— Увы, да.
— Ну и помешал ты этому?.. Нет?.. Вот видишь.
Златоуст в подробностях рассказал историю Ревекки и при этом сильно разволновался.
— А теперь скажи, — горячо заключил он, — что это за мир, в котором мы вынуждены жить? Разве это не ад? Разве не вызывает он возмущение и отвращение?
— Само собой. Мир именно таков.
— Так! — сердито воскликнул Златоуст. — А ведь раньше ты столько раз убеждал меня, что он божественен, что он представляет собой великую гармонию кругов, в центре которых восседает на троне Творец, что все сущее прекрасно и тому подобное. Ты говорил, так написано у Аристотеля или у святого Фомы. Любопытствую узнать, как ты объяснишь это противоречие.
Нарцисс засмеялся.
— У тебя изумительная память, и все же она тебя немного подвела. Я всегда почитал совершенным Творца, но никогда — творение. Я никогда не отрицал наличие зла в мире. Что жизнь на земле гармонична и справедлива и что человек добр — такого, мой милый, не утверждал ни один настоящий мыслитель. Более того, в Священном Писании недвусмысленно сказано, что мысли и чаяния человека злы, мы каждый день видим тому подтверждение.
— Очень хорошо. Наконец-то я вижу, что вы, ученые, об этом думаете. Человек, стало быть, зол, жизнь на земле полна подлости и свинства, это ее составная часть. Но где-то там, в ваших книгах и учебниках, есть и справедливость, и совершенство. Они существуют, это можно доказать, вот только никому они не нужны.

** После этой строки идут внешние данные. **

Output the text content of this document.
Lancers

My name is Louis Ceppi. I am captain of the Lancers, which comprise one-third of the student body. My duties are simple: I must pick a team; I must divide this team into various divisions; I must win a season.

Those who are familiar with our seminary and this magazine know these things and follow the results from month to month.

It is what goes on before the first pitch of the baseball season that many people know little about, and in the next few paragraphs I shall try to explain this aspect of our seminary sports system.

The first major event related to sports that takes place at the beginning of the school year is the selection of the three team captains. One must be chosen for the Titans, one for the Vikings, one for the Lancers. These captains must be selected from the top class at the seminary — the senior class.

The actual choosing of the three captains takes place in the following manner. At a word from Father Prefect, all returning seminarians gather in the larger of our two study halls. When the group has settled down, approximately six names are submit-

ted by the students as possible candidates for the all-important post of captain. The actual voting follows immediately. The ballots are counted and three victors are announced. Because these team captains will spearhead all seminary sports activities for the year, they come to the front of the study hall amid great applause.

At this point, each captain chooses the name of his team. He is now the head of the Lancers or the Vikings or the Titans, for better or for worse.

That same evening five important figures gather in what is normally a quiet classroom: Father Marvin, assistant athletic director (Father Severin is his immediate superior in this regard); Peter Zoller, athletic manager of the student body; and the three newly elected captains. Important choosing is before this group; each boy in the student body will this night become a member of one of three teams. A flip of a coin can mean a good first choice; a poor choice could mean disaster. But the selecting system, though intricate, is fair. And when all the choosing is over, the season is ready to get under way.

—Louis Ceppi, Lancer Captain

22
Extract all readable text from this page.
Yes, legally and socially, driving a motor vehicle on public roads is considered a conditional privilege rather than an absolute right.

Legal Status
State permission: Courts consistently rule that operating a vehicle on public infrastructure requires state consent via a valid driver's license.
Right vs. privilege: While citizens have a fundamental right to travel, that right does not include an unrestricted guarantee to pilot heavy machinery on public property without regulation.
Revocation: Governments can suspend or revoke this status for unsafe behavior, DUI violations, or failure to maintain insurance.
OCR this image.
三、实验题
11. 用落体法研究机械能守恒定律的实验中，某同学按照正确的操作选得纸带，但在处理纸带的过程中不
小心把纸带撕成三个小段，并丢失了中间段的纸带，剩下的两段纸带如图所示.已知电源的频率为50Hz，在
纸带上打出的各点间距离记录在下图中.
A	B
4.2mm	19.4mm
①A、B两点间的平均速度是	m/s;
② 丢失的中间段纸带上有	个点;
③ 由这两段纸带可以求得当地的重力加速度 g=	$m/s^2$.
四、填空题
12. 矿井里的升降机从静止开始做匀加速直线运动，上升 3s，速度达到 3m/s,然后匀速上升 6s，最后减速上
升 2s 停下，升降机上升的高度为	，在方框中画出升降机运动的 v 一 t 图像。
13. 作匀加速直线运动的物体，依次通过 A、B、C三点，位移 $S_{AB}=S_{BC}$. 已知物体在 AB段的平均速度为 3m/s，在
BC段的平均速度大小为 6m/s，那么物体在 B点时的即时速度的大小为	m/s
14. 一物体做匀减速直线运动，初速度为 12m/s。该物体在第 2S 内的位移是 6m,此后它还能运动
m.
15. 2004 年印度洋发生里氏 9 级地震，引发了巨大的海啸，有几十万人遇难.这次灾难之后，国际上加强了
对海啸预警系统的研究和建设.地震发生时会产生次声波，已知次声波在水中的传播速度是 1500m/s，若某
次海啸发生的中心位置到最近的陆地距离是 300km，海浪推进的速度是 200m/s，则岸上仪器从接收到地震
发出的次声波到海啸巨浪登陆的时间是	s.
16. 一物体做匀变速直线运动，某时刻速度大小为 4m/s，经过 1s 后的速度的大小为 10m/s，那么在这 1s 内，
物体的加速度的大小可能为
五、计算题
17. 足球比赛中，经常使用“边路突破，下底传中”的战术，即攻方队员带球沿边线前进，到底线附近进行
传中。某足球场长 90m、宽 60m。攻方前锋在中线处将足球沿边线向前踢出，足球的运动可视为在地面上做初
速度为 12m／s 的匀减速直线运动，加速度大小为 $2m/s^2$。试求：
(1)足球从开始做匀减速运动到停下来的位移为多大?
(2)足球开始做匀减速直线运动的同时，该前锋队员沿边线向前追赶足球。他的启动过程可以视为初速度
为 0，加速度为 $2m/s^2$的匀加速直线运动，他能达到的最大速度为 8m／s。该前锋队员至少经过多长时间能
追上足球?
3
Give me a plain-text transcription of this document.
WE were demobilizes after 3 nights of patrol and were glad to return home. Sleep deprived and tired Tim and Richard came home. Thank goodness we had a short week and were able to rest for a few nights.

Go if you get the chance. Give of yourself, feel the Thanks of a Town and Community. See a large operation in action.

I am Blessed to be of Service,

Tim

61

— Ты накопил много неприязни к нам, теологам, милый друг! Но ты так и не научился мыслить, ты смешиваешь разные вещи. Тебе придется кое-чему подучиться. Но с чего ты взял, что нам не нужна идея справедливости? Мы прибегаем к ней ежедневно и ежечасно. Я, к примеру, настоятель и должен управлять монастырем, а в этом монастыре столь же мало совершенства и святости, как и за его стенами. Тем не менее первородному греху мы постоянно и неуклонно противопоставляем идею справедливости, пытаемся соизмерять с ней нашу несовершенную жизнь, пытаемся исправлять зло и жить, постоянно помня о Боге.
— Ах да, Нарцисс. Но ведь я говорю не о тебе и не утверждаю, что ты плохой настоятель. Нет, я думаю о Ревекке, о сожженных евреях, о братских могилах, о всемогуществе смерти, об улицах и домах, в которых валялись зловонные чумные трупы, об этом ужасном запустении, о бездомных, осиротевших детях, об околевших на цепи от голода дворовых псах — и когда я думаю обо всем этом и вижу перед собой эти картины, сердце мое заходится от боли, и я начинаю думать, что наши матери родили и отправили нас в безнадежно жуткий, дьявольский мир и что было бы лучше, если бы они не делали этого, если бы Бог не создавал этот страшный мир, а Спаситель не шел за него напрасно на крестную муку.